In this context, the utopian genre was preferred by philosophers and writers of the time, a movement of intellectual imagination that finds pleasure in mounting scenarios and characters, entire countries that, while inexistent, contain elevated societies so refined they have eradicated their defects or deficiencies. Following the example of Plato and his Republic, several thinkers embarked on the creation of places where civilization would show its foremost qualities, assuming that good —in all its manifestations— is possible and acquirable regardless of the initial conditions.
As we know, the most prominent representative of this type of literature is Utopia, by Thomas More, a book that since it was published in 1615 has been extremely influential, to the extent that its title began to signify fantasies where a situation is idealized by stripping it of all its possible problems.

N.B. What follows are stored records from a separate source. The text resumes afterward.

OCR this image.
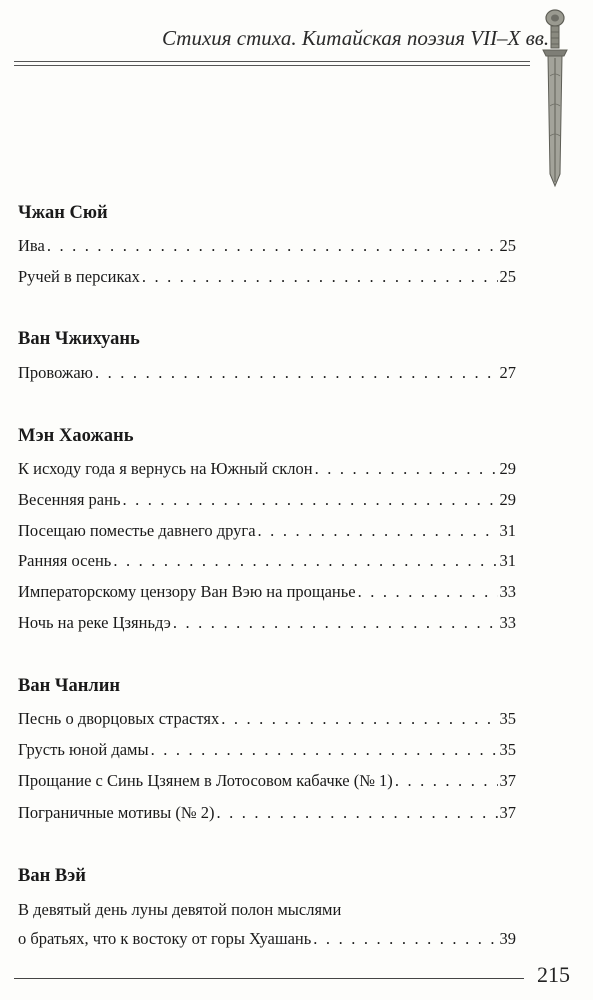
Стихия стиха. Китайская поэзия VII–X вв.
Чжан Сюй
Ива . . .	25
Ручей в персиках . . .	25
Ван Чжихуань
Провожаю . . .	27
Мэн Хаожань
К исходу года я вернусь на Южный склон . . .	29
Весенняя рань . . .	29
Посещаю поместье давнего друга . . .	31
Ранняя осень . . .	31
Императорскому цензору Ван Вэю на прощанье . . .	33
Ночь на реке Цзяньдэ . . .	33
Ван Чанлин
Песнь о дворцовых страстях . . .	35
Грусть юной дамы . . .	35
Прощание с Синь Цзянем в Лотосовом кабачке (№ 1) . . .	37
Пограничные мотивы (№ 2) . . .	37
Ван Вэй
В девятый день луны девятой полон мыслями
о братьях, что к востоку от горы Хуашань . . .	39
215
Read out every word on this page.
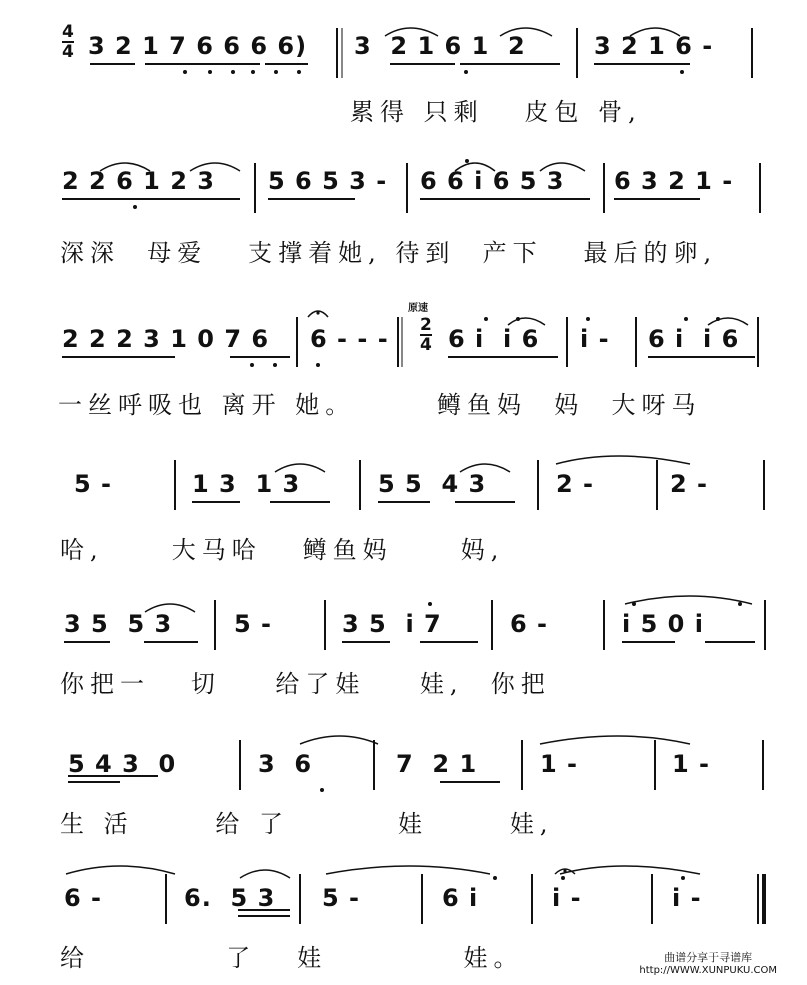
4
4 3 2 1 7 6 6 6 6) 3  2 1 6 1  2	3 2 1 6 -
累得 只剩   皮包 骨,
2 2 6 1 2 3 5 6 5 3 - 6 6 i 6 5 3 6 3 2 1 -
深深  母爱   支撑着她, 待到  产下   最后的卵,
原速
2
4
2 2 2 3 1 0 7 6 6 - - - 6 i  i 6 i - 6 i  i 6
一丝呼吸也 离开 她。      鳟鱼妈  妈  大呀马
5 -	1 3  1 3	5 5  4 3	2 -	2 -
哈,     大马哈   鳟鱼妈     妈,
3 5  5 3	5 -	3 5  i 7	6 -	i 5 0 i
你把一   切    给了娃    娃,  你把
5 4 3  0	3  6	7  2 1	1 -	1 -
生 活      给 了        娃      娃,
6 -	6.  5 3 5 -	6 i	i -	i -
给          了   娃          娃。	曲谱分享于寻谱库
http://WWW.XUNPUKU.COM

Utopia is a profoundly humanist discourse in which the author makes use of metaphors to analyze the mechanisms required for society’s correct development. The so-called “discovery of America”, the sudden and meaningful appearance of “The New World” (an eloquent appellative that symbolizes the great importance of this event had in Europe), allowed More to present the tale of Raphael, Vespucci’s fellow explorer who had visited far and foreign lands, and who spent several years on the Island of Utopia. There, Raphael studied the natives’ admirable customs, their exceptional level of companionship that was mainly a result of a rigorous observation of local laws.

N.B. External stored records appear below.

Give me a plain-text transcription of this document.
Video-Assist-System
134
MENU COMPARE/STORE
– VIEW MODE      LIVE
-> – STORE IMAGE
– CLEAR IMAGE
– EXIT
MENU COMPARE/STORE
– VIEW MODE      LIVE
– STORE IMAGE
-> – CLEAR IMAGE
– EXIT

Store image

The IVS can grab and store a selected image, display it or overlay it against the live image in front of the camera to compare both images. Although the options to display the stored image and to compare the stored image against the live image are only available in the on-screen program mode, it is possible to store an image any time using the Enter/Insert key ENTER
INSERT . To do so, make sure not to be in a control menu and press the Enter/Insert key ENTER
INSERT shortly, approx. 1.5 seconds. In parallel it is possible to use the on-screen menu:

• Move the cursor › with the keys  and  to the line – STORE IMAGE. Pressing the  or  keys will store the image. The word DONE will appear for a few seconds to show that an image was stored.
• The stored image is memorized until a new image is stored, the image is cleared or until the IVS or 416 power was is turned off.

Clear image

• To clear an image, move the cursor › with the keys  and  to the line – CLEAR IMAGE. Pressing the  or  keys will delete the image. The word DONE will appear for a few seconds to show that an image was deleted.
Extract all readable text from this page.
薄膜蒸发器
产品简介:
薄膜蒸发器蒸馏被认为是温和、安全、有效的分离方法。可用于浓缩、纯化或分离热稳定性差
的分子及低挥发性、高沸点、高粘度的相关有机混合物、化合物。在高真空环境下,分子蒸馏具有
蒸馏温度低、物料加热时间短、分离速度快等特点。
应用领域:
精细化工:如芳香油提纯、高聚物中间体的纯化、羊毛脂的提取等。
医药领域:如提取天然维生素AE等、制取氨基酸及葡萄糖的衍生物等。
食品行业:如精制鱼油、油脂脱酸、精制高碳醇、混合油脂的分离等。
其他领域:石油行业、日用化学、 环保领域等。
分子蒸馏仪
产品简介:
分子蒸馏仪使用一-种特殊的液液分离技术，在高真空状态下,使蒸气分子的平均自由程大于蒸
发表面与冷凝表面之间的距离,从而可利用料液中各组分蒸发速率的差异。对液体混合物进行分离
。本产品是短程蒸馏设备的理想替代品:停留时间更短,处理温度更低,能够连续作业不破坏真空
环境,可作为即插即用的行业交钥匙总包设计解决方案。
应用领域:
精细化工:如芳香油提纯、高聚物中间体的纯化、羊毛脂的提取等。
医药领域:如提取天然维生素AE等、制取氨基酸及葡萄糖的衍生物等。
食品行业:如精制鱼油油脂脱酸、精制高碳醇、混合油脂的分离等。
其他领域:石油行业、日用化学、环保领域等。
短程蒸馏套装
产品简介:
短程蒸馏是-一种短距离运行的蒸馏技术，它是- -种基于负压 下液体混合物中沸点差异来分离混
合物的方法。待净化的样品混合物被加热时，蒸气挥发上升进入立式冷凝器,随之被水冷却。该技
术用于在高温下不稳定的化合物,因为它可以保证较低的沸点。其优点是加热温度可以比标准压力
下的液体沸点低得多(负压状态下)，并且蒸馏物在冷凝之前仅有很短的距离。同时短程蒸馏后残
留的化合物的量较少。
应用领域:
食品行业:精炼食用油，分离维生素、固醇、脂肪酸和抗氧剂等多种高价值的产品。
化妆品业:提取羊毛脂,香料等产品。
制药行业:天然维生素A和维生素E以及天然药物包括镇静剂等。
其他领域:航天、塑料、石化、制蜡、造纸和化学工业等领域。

In his narrative, More promptly exposes the organization of the Utopian State, and it is by this that his novel is classified as political literature. In addition to some practical uses that can be observed throughout history, most of Utopia’s readings have been made from this perspective.
This is also why, especially after the second half of the 20th century and all the events that took place therein –particularly in Europe–, the idea of Utopia lost some of its humanistic prestige, and was attributed a totalitarian character. Towards the end of that century, a new wave of thought found an impulse which completely eliminated the possibility of utopias and established this world and this reality as the only desirable state.

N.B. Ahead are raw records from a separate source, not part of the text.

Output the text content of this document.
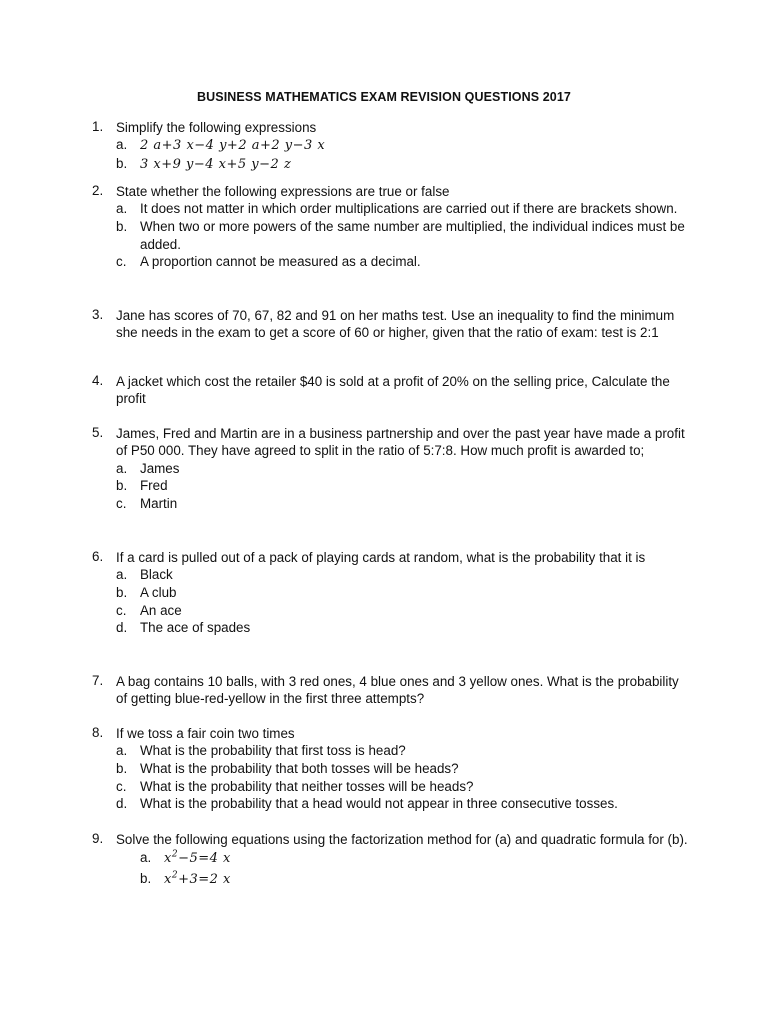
BUSINESS MATHEMATICS EXAM REVISION QUESTIONS 2017
1. Simplify the following expressions
a. 2 a+3 x−4 y+2 a+2 y−3 x
b. 3 x+9 y−4 x+5 y−2 z
2. State whether the following expressions are true or false
a. It does not matter in which order multiplications are carried out if there are brackets shown.
b. When two or more powers of the same number are multiplied, the individual indices must be added.
c. A proportion cannot be measured as a decimal.
3. Jane has scores of 70, 67, 82 and 91 on her maths test. Use an inequality to find the minimum she needs in the exam to get a score of 60 or higher, given that the ratio of exam: test is 2:1
4. A jacket which cost the retailer $40 is sold at a profit of 20% on the selling price, Calculate the profit
5. James, Fred and Martin are in a business partnership and over the past year have made a profit of P50 000. They have agreed to split in the ratio of 5:7:8. How much profit is awarded to;
a. James
b. Fred
c. Martin
6. If a card is pulled out of a pack of playing cards at random, what is the probability that it is
a. Black
b. A club
c. An ace
d. The ace of spades
7. A bag contains 10 balls, with 3 red ones, 4 blue ones and 3 yellow ones. What is the probability of getting blue-red-yellow in the first three attempts?
8. If we toss a fair coin two times
a. What is the probability that first toss is head?
b. What is the probability that both tosses will be heads?
c. What is the probability that neither tosses will be heads?
d. What is the probability that a head would not appear in three consecutive tosses.
9. Solve the following equations using the factorization method for (a) and quadratic formula for (b).
a. $x^2-5=4$ x
b. $x^2+3=2$ x
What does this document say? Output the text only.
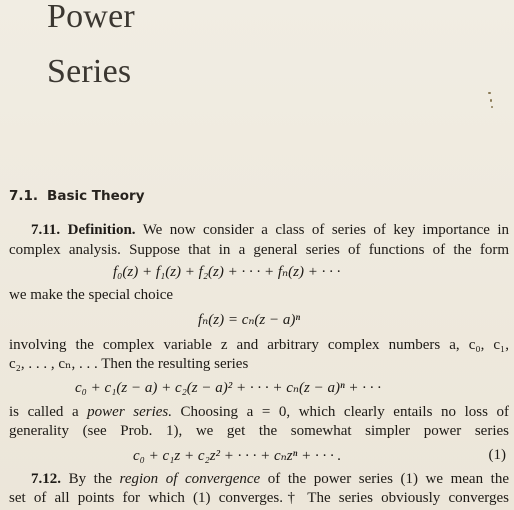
Power
Series
7.1. Basic Theory
7.11. Definition. We now consider a class of series of key importance in
complex analysis. Suppose that in a general series of functions of the form
f₀(z) + f₁(z) + f₂(z) + · · · + fₙ(z) + · · ·
we make the special choice
fₙ(z) = cₙ(z − a)ⁿ
involving the complex variable z and arbitrary complex numbers a, c₀, c₁,
c₂, . . . , cₙ, . . . Then the resulting series
c₀ + c₁(z − a) + c₂(z − a)² + · · · + cₙ(z − a)ⁿ + · · ·
is called a power series. Choosing a = 0, which clearly entails no loss of
generality (see Prob. 1), we get the somewhat simpler power series
c₀ + c₁z + c₂z² + · · · + cₙzⁿ + · · · .	(1)
7.12. By the region of convergence of the power series (1) we mean the
set of all points for which (1) converges.† The series obviously converges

Whether the latter is true or not, it can perhaps be clarified by explaining the etymological misunderstanding that the term utopia poses.
Originally, Thomas More baptized the fantastical land by joining the Greek words eu, “good” and topos, “place”, which he used to permeate Utopia with the idea of a special geographical location. However, the Latinizing of the term, as well as its English pronunciation, gave way to the loss of the initial “e”, so that it seemed that the initial chosen prefix was ou which means absence or denial.
The ambiguity is semantic, but it is also epistemic and extremely eloquent. As if it were a lapse, it suggests a contradiction: it speaks of an impulse of yearning for the best, and, at the same time believing it is unattainable. The void between a single point and another is the “no such place” of Quevedo’s translation.
But, as the history of Utopia and the impact it has had on human culture have proven, this contradiction is a false dilemma, or a dilemma that can be solved dialectically as we transform this last certainty into an incentive to seek perfection.
That something seems impossible is, potentially, the best stimulus to materialize it into a palpable reality.